Frank - I'm trying to keep this discussion all in n.p.m.seamonkey. Could
you cross-post there as well in future? Thanks.
> This would reach 91.5% of internet users directly. Of the
> remaining users, I think most will
> speak one of the languages on that list. After all, everyone
> speaks English, right? ;-) Any
> other packs are a bonus.
>
> Is reaching 91.5% of internet users a good enough goal ?
Remember, we are not saying "These are the only language packs we will
have", we are saying "We will not declare Mozilla as 1.0 software until we
have a language pack in these languages."

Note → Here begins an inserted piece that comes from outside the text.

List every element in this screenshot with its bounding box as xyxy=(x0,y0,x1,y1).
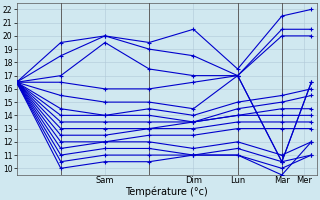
X-axis label: Température (°c): Température (°c) xyxy=(125,187,208,197)
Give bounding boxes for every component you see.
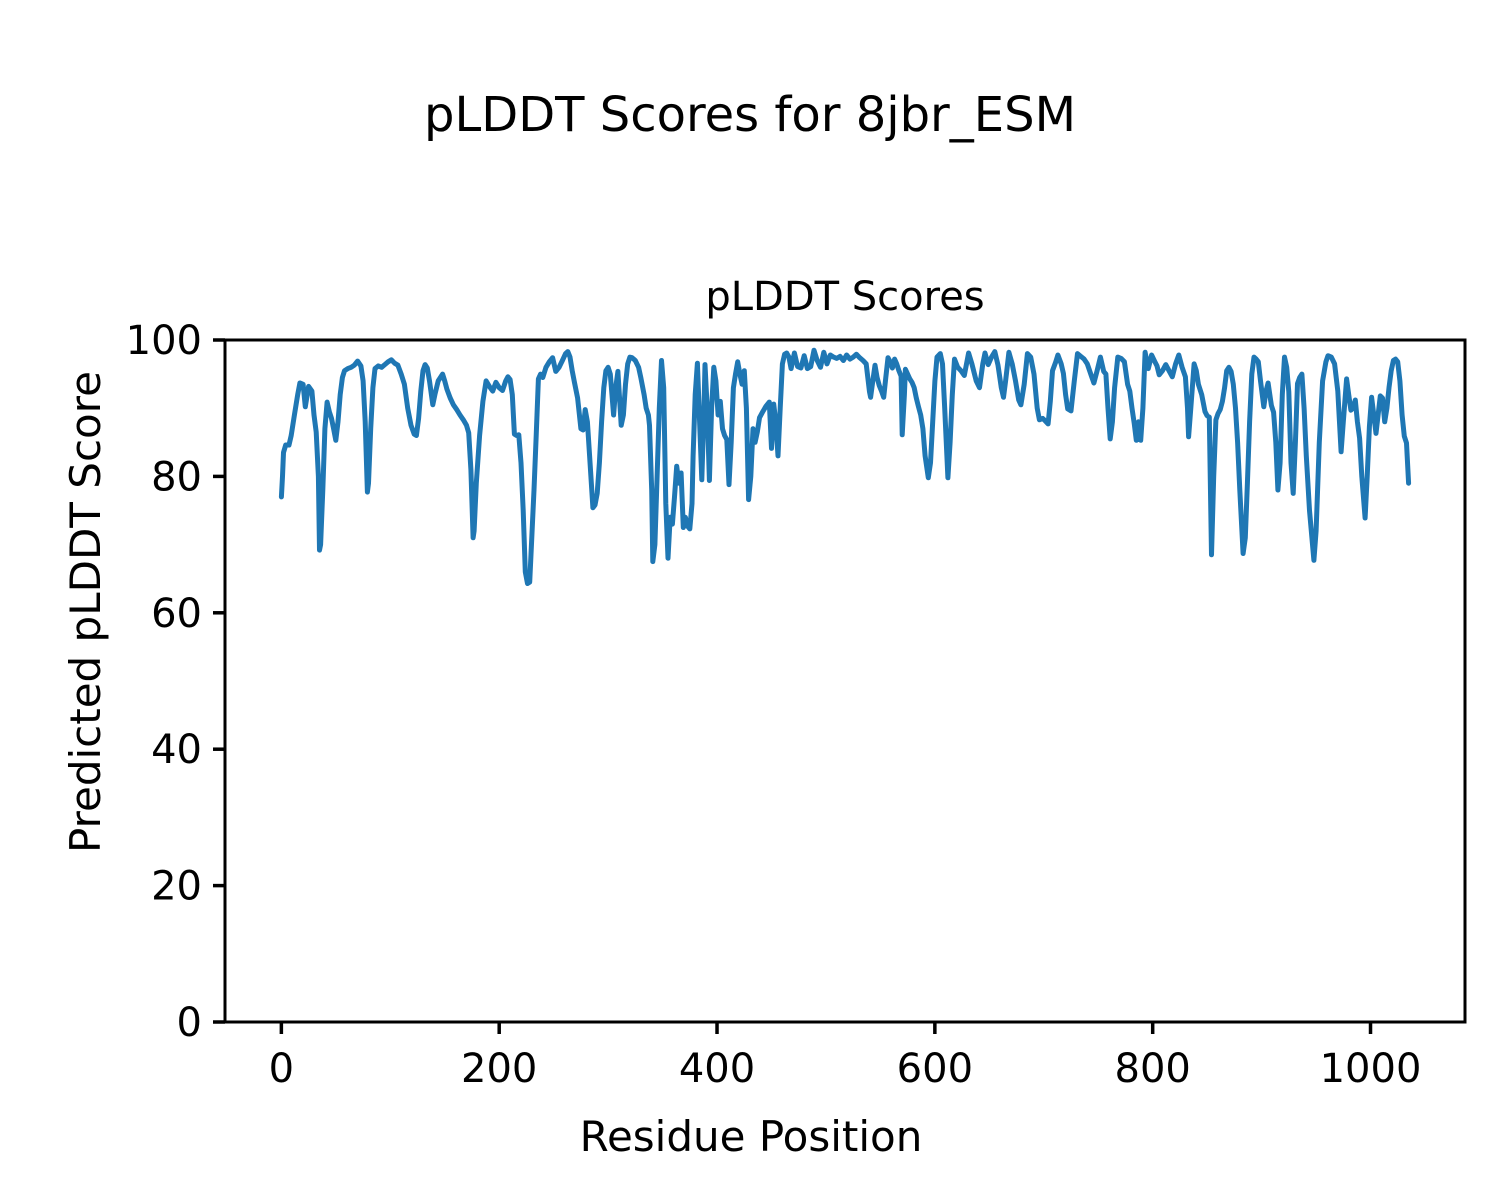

I hope and expect that Mozilla 1.0 will have localisations into many more
languages than those on that list.
> After all, everyone speaks English, right? ;-)
>
> No, they speak Chinese and Spanish ... :) read
> http://www.sil.org/ethnologue/top100.html and probably Gengali and Hindi
> .... :)
That was a joke, as I'm sure you've imagined :-) Although I should point
out that your figures are for the world population, and not the Internet
population (which, I suggest, has very different demographics.) It also
only shows first language. I would be interested in the number and
language of Internet users who do not speak _any_ of the languages on that
list well enough to use a browser in it.
> The other thing is this chart represent the internet users in March
> 2001, but not the % of the internet users when we reach mozilla 1.0. For
> example, if you read http://www.euromktg.com/globstats/ ( the page which
> you got the pie char ) , you can see the estimation for year 2003
> number, the English % will drop from 47.5% 3/2001 to 28.7% by 2003.
> Maybe we should also consider that.
We are shooting for a Mozilla 1.0 this year rather than 2003 :-). Are
there any more up-to-date figures we should be using?